В следующий раз он пробудился в смятении, не отдавая себе отчета, где находится. Он частенько просыпался таким – встревоженным, не до конца оклемавшимся – и с тоской ждал неизбежного начала дня. Порой в дреме он воображал себя в кресле у стены старого дома в Беллосгардо и грелся в солнечном мареве весеннего утра, вдыхая аромат глицинии, ранних роз и жасмина, наслаждаясь поцелуями солнечного света. И мечтал, что, когда он проснется, день будет подобен сну, а отблески этого душистого тепла и легкости останутся с ним до прихода следующей ночи.
Но этот сон был иным. Была ночь или сумерки в каком-то старом итальянском городе, наподобие Орвието или Сиены, но без явных указаний на какое-то определенное место; просто город-греза с узкими улочками, и он спешил; непонятно было, идет ли он один или с кем-то, но он определенно спешил, а вокруг было полно студентов, которые неторопливо поднимались вверх по улице, мимо ярко освещенных витрин магазинов, кафе и ресторанов, и ему не терпелось во что бы то ни стало их обогнать, оторваться от этой толпы. Как он ни старался, он все еще не мог сообразить, сопровождал ли его кто-то, или же ему просто померещился его спутник, а может быть, просто какой-то незнакомец шел в нескольких шагах позади. Он мало что мог припомнить об этом призрачном, зыбком попутчике, но вроде бы тот лучше его самого сознавал необходимость поторапливаться и то и дело бормотал ругательства, уговаривая прибавить шагу, и распихивал студентов безо всяких церемоний.
С чего бы вдруг ему мнилось все это? Кажется, на каждом перекрестке, где проблескивал переулок, ведущий на площадь, его подмывало свернуть с заполненной народом улицы, но ему не позволяли, заставляли двигаться дальше. Принадлежал ли этот неумолимый голос его призрачному спутнику? Наконец перед ним открылась типичная итальянская пьяцца – обширное пространство, окруженное башенками и островерхими крышами, крытое лаковой гладью чернильно-синего неба. Он остановился, созерцая площадь, будто картину в раме, вбирая симметрию и текстуру. Однако – и он содрогнулся при этом воспоминании – в центре композиции оказались люди. Они образовывали круг, но он не видел ни одного лица, только спины. Он уже собрался было подойти к ним, и тут персоны, стоявшие к нему спиной, повернулись. У одной было лицо его матери – такое, каким он видел его в последний раз, в самом конце. Рядом, в окружении других женщин, стояла его тетушка Кейт. Обе они были мертвы уже много лет; улыбаясь, они медленно приближались к нему. Лица их светились, точно лики на полотне. На ум пришло слово, – определенно, оно приснилось ему тогда же, когда и эта сцена: «Взываю». Женщины умоляли о чем-то его или кого-то другого, выпрашивали, заклинали и молитвенно простирали руки, но когда они наконец подошли, он пробудился в холодном поту, изнывая от безнадежного стремления узнать, о чем они томились, какое утешение он мог бы предложить этим двум самым любимым на свете существам.
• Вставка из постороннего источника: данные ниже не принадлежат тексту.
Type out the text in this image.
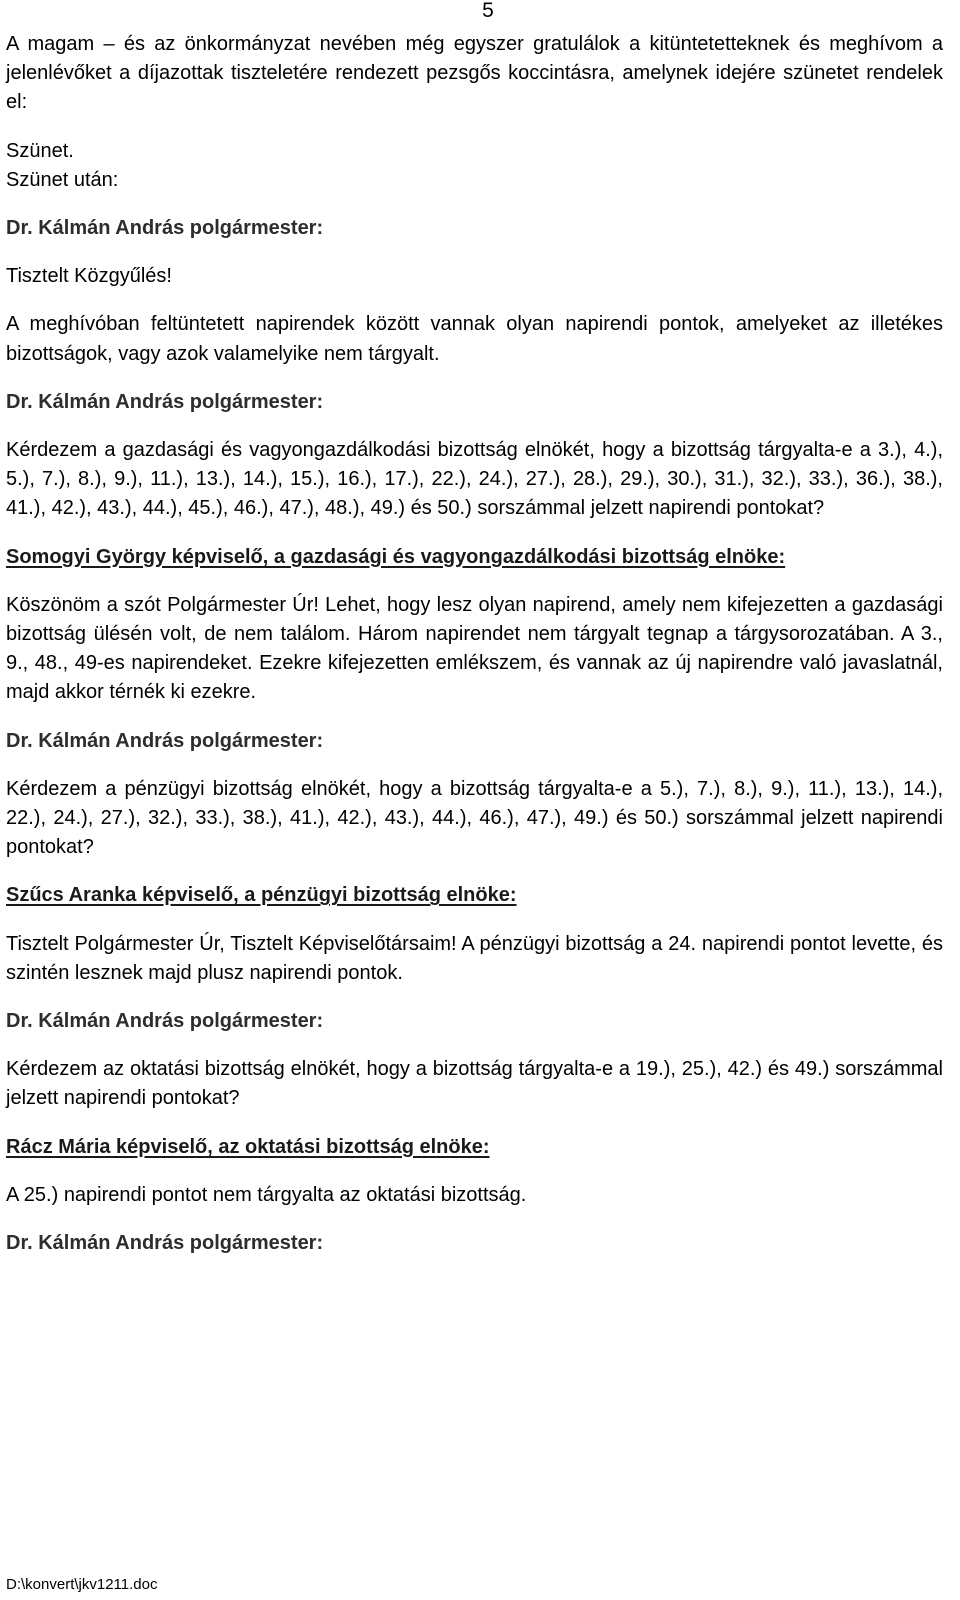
5

A magam – és az önkormányzat nevében még egyszer gratulálok a kitüntetetteknek és meghívom a jelenlévőket a díjazottak tiszteletére rendezett pezsgős koccintásra, amelynek idejére szünetet rendelek el:

Szünet.

Szünet után:

Dr. Kálmán András polgármester:

Tisztelt Közgyűlés!

A meghívóban feltüntetett napirendek között vannak olyan napirendi pontok, amelyeket az illetékes bizottságok, vagy azok valamelyike nem tárgyalt.

Dr. Kálmán András polgármester:

Kérdezem a gazdasági és vagyongazdálkodási bizottság elnökét, hogy a bizottság tárgyalta-e a 3.), 4.), 5.), 7.), 8.), 9.), 11.), 13.), 14.), 15.), 16.), 17.), 22.), 24.), 27.), 28.), 29.), 30.), 31.), 32.), 33.), 36.), 38.), 41.), 42.), 43.), 44.), 45.), 46.), 47.), 48.), 49.) és 50.) sorszámmal jelzett napirendi pontokat?

Somogyi György képviselő, a gazdasági és vagyongazdálkodási bizottság elnöke:

Köszönöm a szót Polgármester Úr! Lehet, hogy lesz olyan napirend, amely nem kifejezetten a gazdasági bizottság ülésén volt, de nem találom. Három napirendet nem tárgyalt tegnap a tárgysorozatában. A 3., 9., 48., 49-es napirendeket. Ezekre kifejezetten emlékszem, és vannak az új napirendre való javaslatnál, majd akkor térnék ki ezekre.

Dr. Kálmán András polgármester:

Kérdezem a pénzügyi bizottság elnökét, hogy a bizottság tárgyalta-e a 5.), 7.), 8.), 9.), 11.), 13.), 14.), 22.), 24.), 27.), 32.), 33.), 38.), 41.), 42.), 43.), 44.), 46.), 47.), 49.) és 50.) sorszámmal jelzett napirendi pontokat?

Szűcs Aranka képviselő, a pénzügyi bizottság elnöke:

Tisztelt Polgármester Úr, Tisztelt Képviselőtársaim! A pénzügyi bizottság a 24. napirendi pontot levette, és szintén lesznek majd plusz napirendi pontok.

Dr. Kálmán András polgármester:

Kérdezem az oktatási bizottság elnökét, hogy a bizottság tárgyalta-e a 19.), 25.), 42.) és 49.) sorszámmal jelzett napirendi pontokat?

Rácz Mária képviselő, az oktatási bizottság elnöke:

A 25.) napirendi pontot nem tárgyalta az oktatási bizottság.

Dr. Kálmán András polgármester:

D:\konvert\jkv1211.doc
Послевкусием сна стала гнетущая тоска, и, зная, что не должен опять засыпать, Генри ощутил непреодолимое желание начать писать, все равно что – что-нибудь, что поможет отрешиться, отвлечься от видения двух этих женщин, навеки для него потерянных. И закрыл лицо руками, вспомнив один-единственный момент своего сна, тот самый, что заставил его так резко пробудиться. Сейчас он отдал бы все на свете, чтобы забыть этот миг, помешать ему последовать за ним в наступивший день. Во сне, на той площади, он поймал взгляд матери и увидел в ее глазах панику, а на губах – застывший крик. Она отчаянно хотела чего-то недостижимого, чего не могла получить, а он был не в силах ей помочь.
В канун Нового года он отказался от всех приглашений. Леди Вулзли он написал, что целый день наблюдал за репетициями в компании толстых женщин из костюмерной. Он был охвачен беспокойством и смятением, а то и настоящей тревогой, но наблюдал за происходившим на сцене с восторгом и упоением неофита. Пусть леди Вулзли и ее супруг вознесут за него молитвы накануне премьеры его пьесы – та уже не за горами.